李太后抿緊了唇,倏地卻是調整了姿勢,給朱禮跪下了:「他畢竟是你弟弟。你就饒了他這一命罷!」
朱禮猛然看住了李太后,面上神色漸漸變了。
李太后這話初時一聽倒是沒什麼,如今再聽,卻是有些不對勁兒。初時只有朱禮聽出來,而後劉恩等人也都是聽出了其中的玄奧之處,最終都是驚異非常的看著李太后。

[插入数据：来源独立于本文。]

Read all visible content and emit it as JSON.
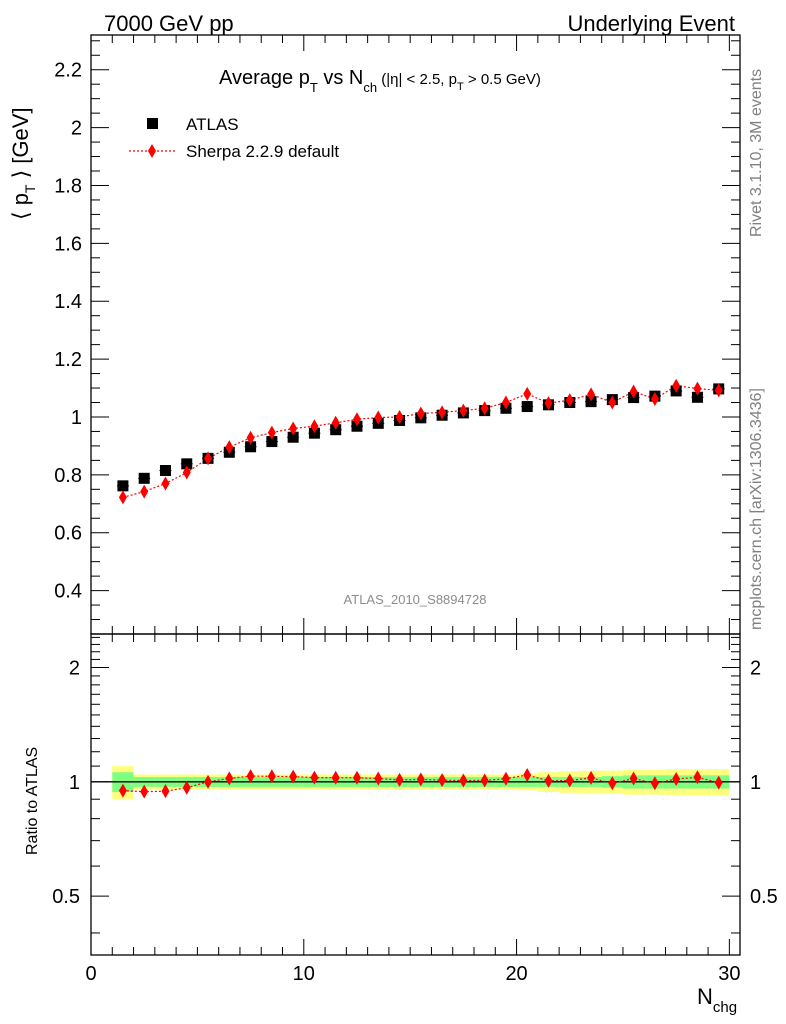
{
  "header": {
    "left": "7000 GeV pp",
    "right": "Underlying Event"
  },
  "side_labels": {
    "top": "Rivet 3.1.10,  3M events",
    "bottom": "mcplots.cern.ch [arXiv:1306.3436]"
  },
  "title": {
    "main": "Average p",
    "main_sub": "T",
    "mid": " vs N",
    "mid_sub": "ch",
    "cuts1": " (|η| < 2.5, p",
    "cuts_sub": "T",
    "cuts2": " > 0.5 GeV)"
  },
  "watermark": "ATLAS_2010_S8894728",
  "legend": {
    "data_label": "ATLAS",
    "mc_label": "Sherpa 2.2.9 default"
  },
  "axes": {
    "ylabel_main": "⟨ p",
    "ylabel_sub": "T",
    "ylabel_end": " ⟩ [GeV]",
    "ylabel_ratio": "Ratio to ATLAS",
    "xlabel": "N",
    "xlabel_sub": "chg"
  },
  "colors": {
    "data": "#000000",
    "mc": "#ff0000",
    "band_inner": "#7fff7f",
    "band_outer": "#ffff7f"
  },
  "chart_data": {
    "type": "scatter",
    "x": [
      1.5,
      2.5,
      3.5,
      4.5,
      5.5,
      6.5,
      7.5,
      8.5,
      9.5,
      10.5,
      11.5,
      12.5,
      13.5,
      14.5,
      15.5,
      16.5,
      17.5,
      18.5,
      19.5,
      20.5,
      21.5,
      22.5,
      23.5,
      24.5,
      25.5,
      26.5,
      27.5,
      28.5,
      29.5
    ],
    "xlim": [
      0,
      30.5
    ],
    "ylim": [
      0.25,
      2.32
    ],
    "ratio_ylim": [
      0.35,
      2.45
    ],
    "ratio_log": true,
    "x_ticks": [
      0,
      10,
      20,
      30
    ],
    "y_ticks": [
      0.4,
      0.6,
      0.8,
      1,
      1.2,
      1.4,
      1.6,
      1.8,
      2,
      2.2
    ],
    "y_tick_labels": [
      "0.4",
      "0.6",
      "0.8",
      "1",
      "1.2",
      "1.4",
      "1.6",
      "1.8",
      "2",
      "2.2"
    ],
    "ratio_ticks": [
      0.5,
      1,
      2
    ],
    "ratio_tick_labels": [
      "0.5",
      "1",
      "2"
    ],
    "series": [
      {
        "name": "ATLAS",
        "values": [
          0.762,
          0.788,
          0.815,
          0.838,
          0.857,
          0.878,
          0.897,
          0.915,
          0.93,
          0.944,
          0.956,
          0.968,
          0.978,
          0.988,
          0.997,
          1.006,
          1.014,
          1.022,
          1.03,
          1.036,
          1.042,
          1.05,
          1.053,
          1.06,
          1.067,
          1.072,
          1.09,
          1.068,
          1.097
        ]
      },
      {
        "name": "Sherpa 2.2.9 default",
        "values": [
          0.722,
          0.742,
          0.77,
          0.808,
          0.857,
          0.896,
          0.928,
          0.946,
          0.96,
          0.968,
          0.98,
          0.992,
          0.998,
          1.0,
          1.012,
          1.016,
          1.022,
          1.03,
          1.05,
          1.08,
          1.048,
          1.058,
          1.078,
          1.05,
          1.088,
          1.062,
          1.108,
          1.098,
          1.092
        ]
      }
    ],
    "ratio": [
      0.948,
      0.942,
      0.945,
      0.965,
      1.0,
      1.021,
      1.035,
      1.034,
      1.032,
      1.026,
      1.025,
      1.025,
      1.02,
      1.012,
      1.015,
      1.01,
      1.008,
      1.008,
      1.019,
      1.042,
      1.006,
      1.008,
      1.024,
      0.991,
      1.02,
      0.991,
      1.017,
      1.028,
      0.995
    ],
    "band_inner": [
      0.06,
      0.03,
      0.03,
      0.03,
      0.03,
      0.03,
      0.03,
      0.03,
      0.03,
      0.03,
      0.03,
      0.03,
      0.03,
      0.03,
      0.03,
      0.03,
      0.03,
      0.03,
      0.03,
      0.03,
      0.03,
      0.03,
      0.03,
      0.035,
      0.04,
      0.04,
      0.04,
      0.04,
      0.04
    ],
    "band_outer": [
      0.1,
      0.045,
      0.045,
      0.045,
      0.045,
      0.045,
      0.045,
      0.045,
      0.045,
      0.045,
      0.045,
      0.045,
      0.045,
      0.045,
      0.045,
      0.045,
      0.045,
      0.045,
      0.045,
      0.05,
      0.06,
      0.065,
      0.07,
      0.07,
      0.075,
      0.075,
      0.08,
      0.08,
      0.08
    ]
  }
}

李太后卻是仿若不曾看見的樣子。只是對著朱禮重重叩首,滿目哀求。
朱禮狠狠的避了一避眼睛,而後便是避開了李太后的磕頭,也不多說什麼,只道:「人既是死了,自是不可能再死而復生。此事兒,母后不必再多說。」
說完這話,朱禮甚至笑了笑:「母后若是想隨四弟去,朕也不是不能成全。」
朱禮說出這般狠絕的話,倒是出乎了所有人的意料。就是劉恩也是詫異的看了朱禮一眼,不過心頭倒是反而有些快意:皇上就是該拿出這樣的態度來才好,不然的話,總叫太后這般掣肘,真真兒是叫人滿心的不痛快。
最為詫異的還是李太后。
這幾年她處處以孝道壓制朱禮,無非也是知道朱禮的脾性,所以肆無忌憚罷了。她知道朱禮素來看重孝道,也是始終將她當成母后的,所以她倒是不曾擔心過朱禮有朝一日真的是絕情決意。
可今日朱禮卻是說得如此狠絕,語氣冰冷如同冬日裡凜冽之風,呼嘯著吹過來,直吹得人都是心底冰涼。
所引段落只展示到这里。